Now that product quality is so terrible we have tipped the scale in favor of consuming more. It used to be, my pants need to be repaired. Now its, i’ll just get new ones. And we do this across the board. Gain weight, new clothes. Lose weight, new clothes. Didn’t like them, new clothes. Liked them, new clothes. Trying them, new clothes. Never wore them, new clothes.

We’ve seen this lack of quality affect two sectors heavily: Dry Cleaning and Tailoring.

  • Dry Cleaning now sounds as awful as doing your taxes. People just want to throw their suit in the wash with their sneakers and be done with it. But the properties of dry cleaning include solvents that get into the natural fibers and pull the dirt from the garment without harming it. These machine washable products only get worse every wear, and most can’t get the stains out because there are no fibers to pull from.

  • Tailoring is like a “luxury” now. We think of tailors as shaman we call down from the mountains. Most clothing isn’t even worth tailoring. Ah it’s so cheap, i’ll just wear it and it’s fine. What a preposterous way to think?! We have now gotten to the point, we don’t mind wasting money on things that don’t fit, that we bought purely because we need to be around people. WHAT?!

In conclusion:

What has happened is a change in perception of value and quality.
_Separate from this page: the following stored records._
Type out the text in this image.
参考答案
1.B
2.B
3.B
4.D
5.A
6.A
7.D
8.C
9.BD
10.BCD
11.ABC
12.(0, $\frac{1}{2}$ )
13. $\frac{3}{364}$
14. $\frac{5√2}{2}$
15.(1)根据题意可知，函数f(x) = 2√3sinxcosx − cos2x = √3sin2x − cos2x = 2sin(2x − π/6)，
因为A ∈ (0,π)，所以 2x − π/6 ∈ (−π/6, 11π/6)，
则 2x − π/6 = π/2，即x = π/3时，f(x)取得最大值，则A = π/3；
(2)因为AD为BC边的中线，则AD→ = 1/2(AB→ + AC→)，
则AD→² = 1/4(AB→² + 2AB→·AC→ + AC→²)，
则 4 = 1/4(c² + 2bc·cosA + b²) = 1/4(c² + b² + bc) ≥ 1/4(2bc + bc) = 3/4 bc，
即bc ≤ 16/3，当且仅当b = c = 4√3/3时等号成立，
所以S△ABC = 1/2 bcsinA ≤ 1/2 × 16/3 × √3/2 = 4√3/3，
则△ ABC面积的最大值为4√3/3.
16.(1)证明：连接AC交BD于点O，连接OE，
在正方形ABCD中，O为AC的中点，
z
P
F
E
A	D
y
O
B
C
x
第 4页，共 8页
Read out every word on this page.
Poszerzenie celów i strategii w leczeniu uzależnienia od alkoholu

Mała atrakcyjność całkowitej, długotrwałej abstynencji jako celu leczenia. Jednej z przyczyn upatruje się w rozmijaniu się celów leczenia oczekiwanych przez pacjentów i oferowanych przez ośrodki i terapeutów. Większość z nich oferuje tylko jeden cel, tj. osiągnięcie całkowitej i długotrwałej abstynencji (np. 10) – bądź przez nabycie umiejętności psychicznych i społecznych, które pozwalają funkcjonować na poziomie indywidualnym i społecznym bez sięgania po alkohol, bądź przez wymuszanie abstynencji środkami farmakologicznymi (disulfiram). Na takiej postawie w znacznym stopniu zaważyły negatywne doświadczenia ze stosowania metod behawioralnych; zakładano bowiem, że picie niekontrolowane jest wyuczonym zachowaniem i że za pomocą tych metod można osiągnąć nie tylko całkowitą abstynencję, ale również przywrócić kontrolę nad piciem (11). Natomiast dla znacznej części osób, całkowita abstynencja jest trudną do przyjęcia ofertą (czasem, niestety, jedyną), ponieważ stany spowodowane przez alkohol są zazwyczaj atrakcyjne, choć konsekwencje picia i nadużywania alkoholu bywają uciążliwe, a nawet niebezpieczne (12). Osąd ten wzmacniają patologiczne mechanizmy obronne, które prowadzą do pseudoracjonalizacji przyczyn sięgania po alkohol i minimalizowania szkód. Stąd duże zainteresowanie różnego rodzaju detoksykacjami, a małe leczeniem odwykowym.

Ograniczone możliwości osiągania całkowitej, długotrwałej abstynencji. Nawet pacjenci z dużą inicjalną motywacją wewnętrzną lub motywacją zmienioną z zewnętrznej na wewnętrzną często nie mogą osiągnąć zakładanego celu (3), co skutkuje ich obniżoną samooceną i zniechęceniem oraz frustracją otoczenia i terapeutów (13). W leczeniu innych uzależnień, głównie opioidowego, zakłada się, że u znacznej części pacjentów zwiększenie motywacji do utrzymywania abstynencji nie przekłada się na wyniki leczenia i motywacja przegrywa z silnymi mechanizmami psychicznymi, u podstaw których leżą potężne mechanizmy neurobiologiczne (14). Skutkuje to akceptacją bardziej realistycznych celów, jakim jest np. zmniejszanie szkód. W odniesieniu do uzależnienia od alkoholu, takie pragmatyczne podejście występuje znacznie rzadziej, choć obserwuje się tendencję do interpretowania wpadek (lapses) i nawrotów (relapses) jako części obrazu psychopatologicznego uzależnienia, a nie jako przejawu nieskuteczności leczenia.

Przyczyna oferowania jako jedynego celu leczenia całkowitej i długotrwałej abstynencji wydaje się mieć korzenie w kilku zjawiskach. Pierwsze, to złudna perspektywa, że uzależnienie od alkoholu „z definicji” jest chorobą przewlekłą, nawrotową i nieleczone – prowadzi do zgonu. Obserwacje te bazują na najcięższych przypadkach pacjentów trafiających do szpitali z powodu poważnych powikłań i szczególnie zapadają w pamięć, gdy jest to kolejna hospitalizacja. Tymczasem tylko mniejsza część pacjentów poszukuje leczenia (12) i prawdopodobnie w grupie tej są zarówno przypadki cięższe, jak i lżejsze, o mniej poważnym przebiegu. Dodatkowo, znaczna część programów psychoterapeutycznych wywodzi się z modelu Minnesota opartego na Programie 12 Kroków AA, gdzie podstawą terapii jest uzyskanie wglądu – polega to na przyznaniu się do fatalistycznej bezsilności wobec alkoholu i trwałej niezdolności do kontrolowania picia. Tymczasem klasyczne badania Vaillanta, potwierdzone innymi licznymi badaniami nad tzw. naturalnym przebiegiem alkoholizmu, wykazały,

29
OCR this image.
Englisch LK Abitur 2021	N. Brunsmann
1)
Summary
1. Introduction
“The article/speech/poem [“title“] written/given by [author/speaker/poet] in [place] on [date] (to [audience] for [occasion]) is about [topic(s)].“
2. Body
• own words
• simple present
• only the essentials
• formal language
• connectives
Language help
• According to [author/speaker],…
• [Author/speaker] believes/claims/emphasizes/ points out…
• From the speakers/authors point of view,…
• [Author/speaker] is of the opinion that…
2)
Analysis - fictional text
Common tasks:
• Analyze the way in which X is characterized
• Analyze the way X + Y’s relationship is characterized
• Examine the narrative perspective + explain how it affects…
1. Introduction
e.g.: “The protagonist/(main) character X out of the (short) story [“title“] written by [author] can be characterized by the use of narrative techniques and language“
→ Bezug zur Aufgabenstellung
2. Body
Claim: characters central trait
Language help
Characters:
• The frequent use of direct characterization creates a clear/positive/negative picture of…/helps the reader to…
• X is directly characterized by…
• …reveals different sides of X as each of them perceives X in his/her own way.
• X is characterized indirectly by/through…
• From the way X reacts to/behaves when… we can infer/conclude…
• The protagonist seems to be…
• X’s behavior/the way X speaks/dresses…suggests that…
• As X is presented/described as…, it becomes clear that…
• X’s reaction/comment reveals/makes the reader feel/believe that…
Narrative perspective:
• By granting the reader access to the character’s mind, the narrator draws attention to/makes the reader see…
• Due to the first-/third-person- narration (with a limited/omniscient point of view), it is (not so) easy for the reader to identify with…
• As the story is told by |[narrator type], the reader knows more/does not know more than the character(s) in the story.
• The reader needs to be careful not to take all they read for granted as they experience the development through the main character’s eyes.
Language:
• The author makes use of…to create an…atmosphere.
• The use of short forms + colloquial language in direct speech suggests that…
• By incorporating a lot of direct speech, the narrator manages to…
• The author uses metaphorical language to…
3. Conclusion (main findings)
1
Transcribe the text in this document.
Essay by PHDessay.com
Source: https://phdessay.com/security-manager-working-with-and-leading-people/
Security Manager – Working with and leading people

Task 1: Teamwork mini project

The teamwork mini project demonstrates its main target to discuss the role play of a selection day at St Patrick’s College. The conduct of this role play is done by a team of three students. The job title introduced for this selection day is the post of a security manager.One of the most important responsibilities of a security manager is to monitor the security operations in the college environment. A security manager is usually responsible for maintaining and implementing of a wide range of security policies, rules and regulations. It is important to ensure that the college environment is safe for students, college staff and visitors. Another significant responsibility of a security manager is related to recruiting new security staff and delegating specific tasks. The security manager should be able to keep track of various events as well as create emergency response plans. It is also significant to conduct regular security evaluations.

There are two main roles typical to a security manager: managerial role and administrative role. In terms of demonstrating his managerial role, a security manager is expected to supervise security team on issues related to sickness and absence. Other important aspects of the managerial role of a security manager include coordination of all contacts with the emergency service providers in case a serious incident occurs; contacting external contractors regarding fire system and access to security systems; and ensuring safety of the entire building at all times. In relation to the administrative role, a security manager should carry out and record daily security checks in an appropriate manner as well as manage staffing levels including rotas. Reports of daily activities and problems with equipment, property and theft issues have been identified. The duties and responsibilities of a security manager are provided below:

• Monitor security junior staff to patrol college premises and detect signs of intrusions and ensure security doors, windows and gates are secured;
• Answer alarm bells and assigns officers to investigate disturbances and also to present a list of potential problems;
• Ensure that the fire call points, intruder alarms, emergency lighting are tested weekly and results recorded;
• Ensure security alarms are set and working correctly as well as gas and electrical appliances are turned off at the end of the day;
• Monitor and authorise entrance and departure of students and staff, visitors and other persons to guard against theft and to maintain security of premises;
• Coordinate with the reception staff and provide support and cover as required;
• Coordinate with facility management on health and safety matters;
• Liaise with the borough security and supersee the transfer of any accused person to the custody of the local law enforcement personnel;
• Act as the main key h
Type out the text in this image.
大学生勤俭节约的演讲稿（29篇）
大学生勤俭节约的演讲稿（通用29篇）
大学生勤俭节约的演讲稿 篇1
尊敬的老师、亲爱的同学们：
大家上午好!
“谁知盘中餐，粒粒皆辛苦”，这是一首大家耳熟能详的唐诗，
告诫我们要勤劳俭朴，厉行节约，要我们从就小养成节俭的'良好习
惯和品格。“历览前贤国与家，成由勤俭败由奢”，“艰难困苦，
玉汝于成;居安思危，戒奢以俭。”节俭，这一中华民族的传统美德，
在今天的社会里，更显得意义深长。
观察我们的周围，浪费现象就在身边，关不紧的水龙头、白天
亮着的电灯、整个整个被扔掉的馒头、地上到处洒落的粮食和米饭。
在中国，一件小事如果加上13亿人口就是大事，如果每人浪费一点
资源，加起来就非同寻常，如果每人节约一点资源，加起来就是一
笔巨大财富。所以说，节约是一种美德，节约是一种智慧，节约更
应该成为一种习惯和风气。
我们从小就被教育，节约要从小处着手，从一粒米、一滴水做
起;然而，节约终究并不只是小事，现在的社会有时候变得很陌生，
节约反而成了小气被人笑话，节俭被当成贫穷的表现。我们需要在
Simultaneously, a lack of understanding, overwhelming misconceptions, and a need for re-education. All while the planet suffers.

What I mean is this. Now that these companies are so popular, they have normalized a $5 shirt, $15 pants, $100 suits. To the point where consumers look at a $3,800 suit from Bards, or even a $1,200 suit from a boutique and think. “They’re ripping me off, i’m just paying for the label'“. They’re so blind to the idea of what goes into this process. To make matters worse, we have these phony made to measure companies like Indochino, Hocketry, iTailor, that promote exceptional customer service if the garment is wrong they’ll remake it. That’s because the garment was so cheap to make in the first place, they can still grow while eating that cost.

We look at these titanic companies and think wow, they must be doing something right if they’re that popular. They are able to throw all their money into marketing and their back end because they pay nothing in labor, and nothing in materials. All the while, they create their own demand, since the product is so terrible, it forces you to buy more. So they throw up crazy sales, while not saying anything about how much of that clothing was sent to a landfill days later. This will eventually lead to tailors, craftspeople, milliners, farmers, the list goes on…

I will get off my soap box now. But think about these point. They’re important.